Once Santa leaves his post at the mall, Microsoft and Google will battle it out to offer the best option for tracking the man in the red suit this Christmas Eve. Both services will plot Kringle’s full trip on a map that evening and until then, each site offers games and other Christmas-related activities. The tradition of Santa-tracking started in 1955 when the Continental Air Defense Command (CONRAD, the predecessor of NORAD, the tracker Microsoft is using) was flooded with Christmas phone calls after a Sears and Roebuck ad mistakenly listed a CONRAD number as a hotline where kids could phone Santa. The organization has provided Santa-tracking assistance ever since.
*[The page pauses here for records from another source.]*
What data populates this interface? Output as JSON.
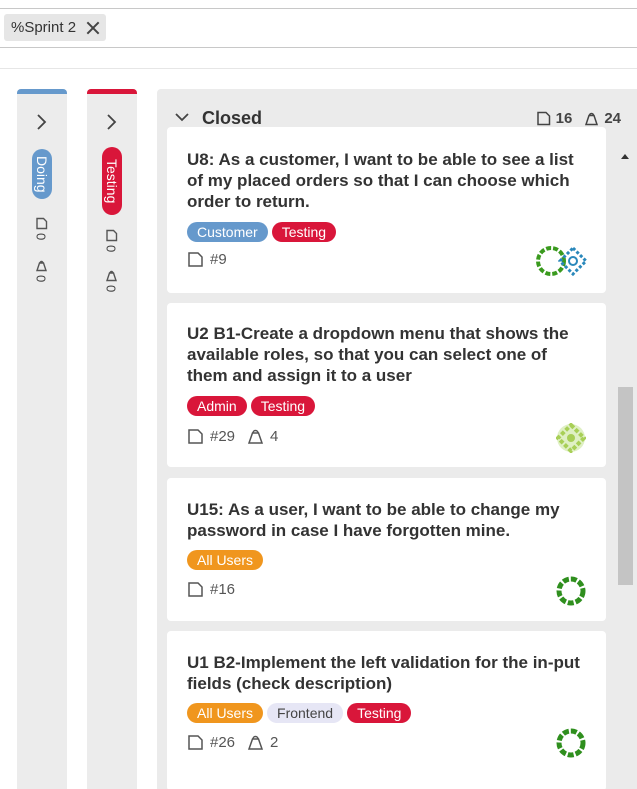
{
  "filter": {
    "label": "%Sprint 2"
  },
  "columns": {
    "doing": {
      "label": "Doing",
      "color": "#6699cc",
      "items_count": "0",
      "points": "0"
    },
    "testing": {
      "label": "Testing",
      "color": "#d9163a",
      "items_count": "0",
      "points": "0"
    },
    "closed": {
      "title": "Closed",
      "items_count": "16",
      "points": "24"
    }
  },
  "tag_colors": {
    "Customer": "#6699cc",
    "Testing": "#d9163a",
    "Admin": "#d9163a",
    "All Users": "#f0961e",
    "Frontend": "#e6e6f5"
  },
  "cards": [
    {
      "title": "U8: As a customer, I want to be able to see a list of my placed orders so that I can choose which order to return.",
      "tags": [
        "Customer",
        "Testing"
      ],
      "id": "#9",
      "points": ""
    },
    {
      "title": "U2 B1-Create a dropdown menu that shows the available roles, so that you can select one of them and assign it to a user",
      "tags": [
        "Admin",
        "Testing"
      ],
      "id": "#29",
      "points": "4"
    },
    {
      "title": "U15: As a user, I want to be able to change my password in case I have forgotten mine.",
      "tags": [
        "All Users"
      ],
      "id": "#16",
      "points": ""
    },
    {
      "title": "U1 B2-Implement the left validation for the in-put fields (check description)",
      "tags": [
        "All Users",
        "Frontend",
        "Testing"
      ],
      "id": "#26",
      "points": "2"
    }
  ]
}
Marshawn Lynch, the Seahawks running back famous for not speaking, might have news: he may retire from football at this end of this NFL season. “According to sources with direct knowledge of Lynch’s thinking,” the NFL Network’s Ian Rapoport writes, “the 28-year-old football player is weighing the possibility of . . . saying goodbye to football on his own terms” at the end of his eighth year. “He’d leave the football world confused and wanting more, though that’s what he often does,” Rapoport says.
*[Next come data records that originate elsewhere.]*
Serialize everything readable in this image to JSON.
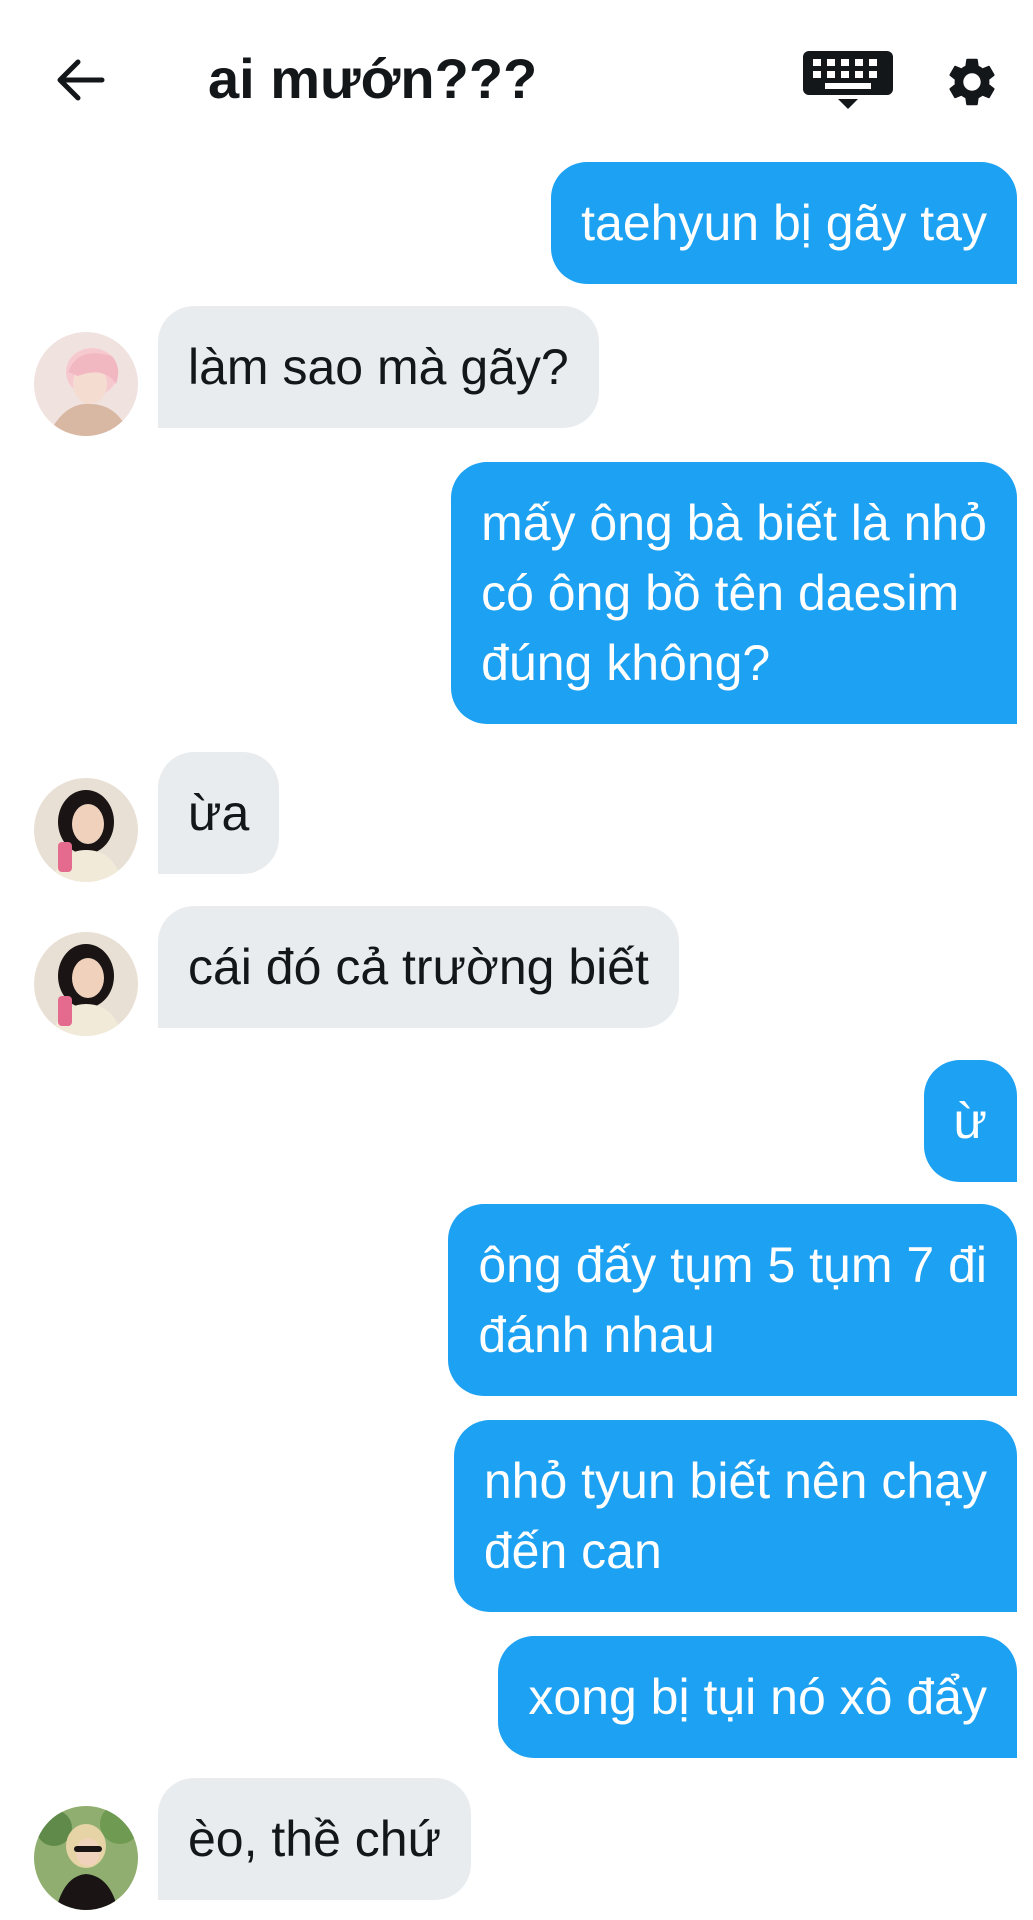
{
  "header": {
    "title": "ai mướn???",
    "back_icon": "arrow-left-icon",
    "keyboard_icon": "keyboard-icon",
    "settings_icon": "gear-icon"
  },
  "colors": {
    "accent": "#1da1f2",
    "incoming_bubble": "#e9ecef",
    "text": "#14171a"
  },
  "messages": [
    {
      "from": "me",
      "lines": [
        "taehyun bị gãy tay"
      ]
    },
    {
      "from": "them",
      "avatar": "avatar-pink-hair",
      "lines": [
        "làm sao mà gãy?"
      ]
    },
    {
      "from": "me",
      "lines": [
        "mấy ông bà biết là nhỏ",
        "có ông bồ tên daesim",
        "đúng không?"
      ]
    },
    {
      "from": "them",
      "avatar": "avatar-dark-hair",
      "lines": [
        "ừa"
      ]
    },
    {
      "from": "them",
      "avatar": "avatar-dark-hair",
      "lines": [
        "cái đó cả trường biết"
      ]
    },
    {
      "from": "me",
      "lines": [
        "ừ"
      ]
    },
    {
      "from": "me",
      "lines": [
        "ông đấy tụm 5 tụm 7 đi",
        "đánh nhau"
      ]
    },
    {
      "from": "me",
      "lines": [
        "nhỏ tyun biết nên chạy",
        "đến can"
      ]
    },
    {
      "from": "me",
      "lines": [
        "xong bị tụi nó xô đẩy"
      ]
    },
    {
      "from": "them",
      "avatar": "avatar-outdoor",
      "lines": [
        "èo, thề chứ"
      ]
    }
  ]
}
Amazon earnings fell a quarter of a million dollars short of projections last summer. While many might assume the online retailer, which is celebrating its 20th year in business, is losing strength just in time for Christmas, The New York Times has another idea: “Amazon is intentionally cannibalizing some major product lines — offering free or nearly free music, video and e-books — to draw tens of millions of people into its ecosystem.” In this view, as Amazon rattles other retailers, it is also deliberately rattling itself, but with a clear plan: to become the site for everything you buy, from entertainment to services to toilet paper. “I don’t think they want to own a piece of retail,” Scott Galloway, a professor of marketing at New York University’s Stern School of Business, told the Times. “They want to own all of it.”

Struggle to find parking downtown? Seattle’s Car2go is known for reserving spots around the city to make snagging a space harder. Now, city council members will decide whether they should allow more of these types of car sharing services.

A rash of baby formula thefts have hit Mill Creek grocery stores the last few months–the tubs sometimes shoplifted under toilet paper at checkout. Albertson’s alone has had an estimated 33 thefts since June in the organized raid, which has cost the grocery chain approximately $9,300. The Snohomish Sheriff’s Department believes the stolen formula is being sold for profit; meanwhile the thefts affect prices of the product in stores.